Boulder – Die Sonnenflecken-Gruppe mit dem Namen AR3664 hat in der vergangenen Woche mehrmals heftige Sonnenstürme produziert und geladenes Plasma der Sonne ins Weltall geschleudert. Als dieses in der Nacht vom 10. auf den 11. August das Erdmagnetfeld erreichte, konnten spektakuläre Polarlichter beobachtet werden – und zwar viel südlicher, als sonst üblich. Mittlerweile hat sich die riesige Sonnenflecken-Gruppe – sie ist 17 Mal größer als die Erde – von der Erde weggedreht. Doch aktiv ist sie immer noch.

Am 14. Mai um 18.51 Uhr (MESZ) ereignete sich eine Sonneneruption der Stärke X8.7 bei eben dieser Sonnenflecken-Gruppe. Wie das Space Weather Prediction Center (SWPC) der US-Wetter- und Ozeanografiebehörde NOAA mitteilt, sei es die stärkste Sonneneruption seit Beginn des aktuellen Sonnenzyklus im Jahr 2019 gewesen. „Eruptionen dieses Ausmaßes sind nicht häufig“, so das SWPC.

Stärkste Sonneneruption des aktuellen Zyklus beobachtet

Die Aktivität der Sonne folgt einem etwa elf Jahre dauernden Zyklus. Derzeit nähert sie sich dessen Höhepunkt, weshalb sie spürbar aktiver wird. In der vergangenen Woche gab es alleine 16 Sonneneruptionen der Klasse X – elf davon stammten von der Gruppe AR3664, wie die Washington Post berichtet.

Sonneneruptionen werden in verschiedene Klassen eingeteilt: A sind die kleinsten Ausbrüche, dann folgen B, C, M und zuletzt X. Die Klassen sind logarithmisch aufgebaut, das heißt, jede Klasse ist zehnmal stärker als die vorhergehende. Innerhalb jeder Kategorie wird noch einmal in die Stufen eins bis neun unterschieden. Einzige Ausnahme ist die X-Klasse, die nicht auf neun begrenzt ist. Sonneneruptionen, die X10 übertreffen, kommen jedoch nur sehr selten vor.

Starke Sonnenstürme können für die Erde gefährlich sein

Das ist auch gut so, denn sie können eine große Gefahr für die Erde darstellen. Die Sonneneruptionen selbst können für Funkausfälle auf der Tagseite der Erde sorgen. Noch gefährlicher sind koronale Massenauswürfe (CMEs), die bei einer Sonneneruption passieren können – aber nicht müssen. Dabei wird geladenes Sonnenplasma ins Weltall geschleudert, es entsteht ein sogenannter „Sonnensturm“. Trifft es auf das Magnetfeld der Erde, können dort spektakuläre Polarlichter entstehen. Doch das ist nicht alles.

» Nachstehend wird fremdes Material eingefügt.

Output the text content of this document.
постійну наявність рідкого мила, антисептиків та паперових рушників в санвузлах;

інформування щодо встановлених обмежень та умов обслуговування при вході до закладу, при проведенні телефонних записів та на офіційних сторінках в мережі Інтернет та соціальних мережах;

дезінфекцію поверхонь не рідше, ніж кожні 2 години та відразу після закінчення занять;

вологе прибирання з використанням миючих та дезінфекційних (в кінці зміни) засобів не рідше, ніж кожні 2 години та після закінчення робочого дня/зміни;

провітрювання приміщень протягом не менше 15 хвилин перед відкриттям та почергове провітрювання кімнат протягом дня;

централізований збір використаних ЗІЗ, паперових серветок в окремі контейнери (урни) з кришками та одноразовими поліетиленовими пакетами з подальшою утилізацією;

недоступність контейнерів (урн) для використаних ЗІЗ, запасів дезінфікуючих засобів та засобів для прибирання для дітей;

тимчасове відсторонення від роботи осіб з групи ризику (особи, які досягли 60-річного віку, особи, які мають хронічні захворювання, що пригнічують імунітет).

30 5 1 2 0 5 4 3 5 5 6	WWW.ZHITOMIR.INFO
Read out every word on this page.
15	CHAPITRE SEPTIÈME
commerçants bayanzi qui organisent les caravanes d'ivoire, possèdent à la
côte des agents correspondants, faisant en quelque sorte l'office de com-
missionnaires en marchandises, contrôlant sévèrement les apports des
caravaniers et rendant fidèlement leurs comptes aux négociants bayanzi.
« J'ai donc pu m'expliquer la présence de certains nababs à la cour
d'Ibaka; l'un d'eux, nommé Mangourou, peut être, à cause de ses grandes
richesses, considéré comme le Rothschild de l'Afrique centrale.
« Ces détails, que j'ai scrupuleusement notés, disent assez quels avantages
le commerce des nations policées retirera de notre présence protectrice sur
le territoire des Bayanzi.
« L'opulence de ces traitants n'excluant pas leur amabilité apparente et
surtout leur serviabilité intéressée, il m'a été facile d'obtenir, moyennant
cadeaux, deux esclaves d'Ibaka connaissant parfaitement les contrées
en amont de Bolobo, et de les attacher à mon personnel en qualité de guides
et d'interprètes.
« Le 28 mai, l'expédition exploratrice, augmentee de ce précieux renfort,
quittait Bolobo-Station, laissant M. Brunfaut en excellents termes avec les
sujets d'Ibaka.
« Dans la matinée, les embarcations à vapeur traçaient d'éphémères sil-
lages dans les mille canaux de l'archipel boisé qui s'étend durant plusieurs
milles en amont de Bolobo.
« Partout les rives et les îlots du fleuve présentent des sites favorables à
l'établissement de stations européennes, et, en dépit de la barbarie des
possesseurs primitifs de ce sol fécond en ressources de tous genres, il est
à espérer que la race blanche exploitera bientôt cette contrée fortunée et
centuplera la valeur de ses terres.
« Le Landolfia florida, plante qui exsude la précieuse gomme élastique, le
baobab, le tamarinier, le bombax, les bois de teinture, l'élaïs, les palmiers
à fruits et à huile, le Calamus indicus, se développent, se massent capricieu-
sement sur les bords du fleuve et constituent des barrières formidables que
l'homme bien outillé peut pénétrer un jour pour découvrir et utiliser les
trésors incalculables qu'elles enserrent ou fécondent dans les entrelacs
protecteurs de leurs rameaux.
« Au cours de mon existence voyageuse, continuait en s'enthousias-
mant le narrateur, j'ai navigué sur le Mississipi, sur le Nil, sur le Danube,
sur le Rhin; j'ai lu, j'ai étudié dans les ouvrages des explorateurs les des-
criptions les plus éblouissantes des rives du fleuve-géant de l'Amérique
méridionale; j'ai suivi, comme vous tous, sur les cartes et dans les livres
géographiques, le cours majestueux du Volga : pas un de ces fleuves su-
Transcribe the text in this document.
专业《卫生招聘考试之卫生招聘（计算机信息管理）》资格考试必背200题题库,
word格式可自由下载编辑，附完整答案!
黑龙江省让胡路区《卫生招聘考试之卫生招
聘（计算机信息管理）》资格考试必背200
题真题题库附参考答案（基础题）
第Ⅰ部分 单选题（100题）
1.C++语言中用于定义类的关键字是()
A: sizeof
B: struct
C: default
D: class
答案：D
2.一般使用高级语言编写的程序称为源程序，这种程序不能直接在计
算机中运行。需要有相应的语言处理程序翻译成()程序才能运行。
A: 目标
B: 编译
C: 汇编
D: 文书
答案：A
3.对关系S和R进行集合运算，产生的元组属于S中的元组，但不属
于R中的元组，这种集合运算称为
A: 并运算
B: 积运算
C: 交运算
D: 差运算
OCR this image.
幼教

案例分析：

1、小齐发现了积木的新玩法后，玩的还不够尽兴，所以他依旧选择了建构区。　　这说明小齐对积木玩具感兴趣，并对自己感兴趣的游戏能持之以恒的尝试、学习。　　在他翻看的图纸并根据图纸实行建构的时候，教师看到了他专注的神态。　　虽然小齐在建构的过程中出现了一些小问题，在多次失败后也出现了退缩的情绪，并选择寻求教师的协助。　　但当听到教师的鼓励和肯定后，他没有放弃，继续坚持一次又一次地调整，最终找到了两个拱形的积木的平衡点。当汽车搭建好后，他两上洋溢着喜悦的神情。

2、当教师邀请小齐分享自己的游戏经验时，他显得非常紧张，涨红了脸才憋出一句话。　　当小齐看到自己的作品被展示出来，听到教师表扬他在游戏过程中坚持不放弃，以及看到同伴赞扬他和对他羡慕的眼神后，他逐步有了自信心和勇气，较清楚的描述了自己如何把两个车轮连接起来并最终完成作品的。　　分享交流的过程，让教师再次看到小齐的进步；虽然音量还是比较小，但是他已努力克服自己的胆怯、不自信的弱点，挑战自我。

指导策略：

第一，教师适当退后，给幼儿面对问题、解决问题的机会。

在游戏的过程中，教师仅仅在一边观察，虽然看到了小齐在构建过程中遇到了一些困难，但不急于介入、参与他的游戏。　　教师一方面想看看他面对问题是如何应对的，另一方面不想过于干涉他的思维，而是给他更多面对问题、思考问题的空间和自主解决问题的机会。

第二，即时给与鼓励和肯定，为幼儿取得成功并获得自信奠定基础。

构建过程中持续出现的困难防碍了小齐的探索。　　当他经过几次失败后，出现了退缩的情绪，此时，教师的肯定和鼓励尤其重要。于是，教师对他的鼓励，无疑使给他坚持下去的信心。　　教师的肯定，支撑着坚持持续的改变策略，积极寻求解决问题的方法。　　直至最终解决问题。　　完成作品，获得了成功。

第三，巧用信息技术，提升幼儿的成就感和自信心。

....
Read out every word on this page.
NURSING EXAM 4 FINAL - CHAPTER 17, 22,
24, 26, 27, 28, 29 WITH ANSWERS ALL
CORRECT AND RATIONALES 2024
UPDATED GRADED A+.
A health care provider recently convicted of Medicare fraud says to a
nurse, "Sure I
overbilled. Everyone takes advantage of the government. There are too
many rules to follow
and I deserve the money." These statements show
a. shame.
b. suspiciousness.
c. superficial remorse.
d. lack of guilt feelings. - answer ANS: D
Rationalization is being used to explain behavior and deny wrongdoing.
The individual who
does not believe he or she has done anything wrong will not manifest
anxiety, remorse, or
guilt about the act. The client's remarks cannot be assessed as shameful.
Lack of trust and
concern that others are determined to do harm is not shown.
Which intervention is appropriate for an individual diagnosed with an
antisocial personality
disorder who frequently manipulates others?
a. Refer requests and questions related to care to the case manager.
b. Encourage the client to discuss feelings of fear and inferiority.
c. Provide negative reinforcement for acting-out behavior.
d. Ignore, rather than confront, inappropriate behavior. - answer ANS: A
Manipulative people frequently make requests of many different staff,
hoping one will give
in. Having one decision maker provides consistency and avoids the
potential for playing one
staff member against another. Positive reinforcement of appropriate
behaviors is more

Sonnenstürme können für die Erde gefährlich sein

Das geladene Plasma kann auf der Erde zahlreiche Auswirkungen haben:

  • Auswirkungen auf den Flugverkehr: die Strahlungsdosis, der Menschen an Bord ausgesetzt sind, kann deutlich erhöht sein und auch die Navigation kann beeinträchtigt werden. Deshalb meiden Flugzeuge Polarrouten bei starken Sonnenstürmen häufig.
  • Auswirkungen auf die Stromnetze: In Stromleitungen können sich hohe Spannungen aufbauen und starke Ströme fließen, die beispielsweise Transformatoren zerstören können – so können Teile des Stromnetzes ausfallen. Auch die Internet-Infrastruktur könnte betroffen sein.
  • Auswirkungen auf Satelliten: Durch die hochenergetischen Teilchen des Sonnensturms können Sternensensoren von Satelliten geblendet werden. Es kann zu Software-Abstürzen kommen, Solarzellen und andere elektronische Bauteile können beschädigt werden. Außerdem können die Satelliten durch die Veränderung der Erdatmosphäre schneller abstürzen – es muss gegengesteuert werden.
  • Auswirkungen auf Astronauten und Astronautinnen: Menschen sind außerhalb des Erdmagnetfelds nicht vor Sonnenstürmen geschätzt. Die Strahlungsdosis kann selbst innerhalb von Raumsonden hoch sein, bei Weltraumspaziergängen sogar lebensgefährlich, wie es auf der Website des Max-Planck-Instituts für Sonnensystemforschung heißt.
  • Auswirkungen auf Satellitennavigation: Kommunikationssignale der Navigationssatelliten (z.B. GPS) werden auf ihrem Weg durch die Erdatmosphäre geringfügig verzögert, da diese stärker ionisiert ist als normalerweise. Da Navigationssysteme ihren Standort mithilfe der Signallaufzeit berechnen, können so falsche Berechnungen entstehen.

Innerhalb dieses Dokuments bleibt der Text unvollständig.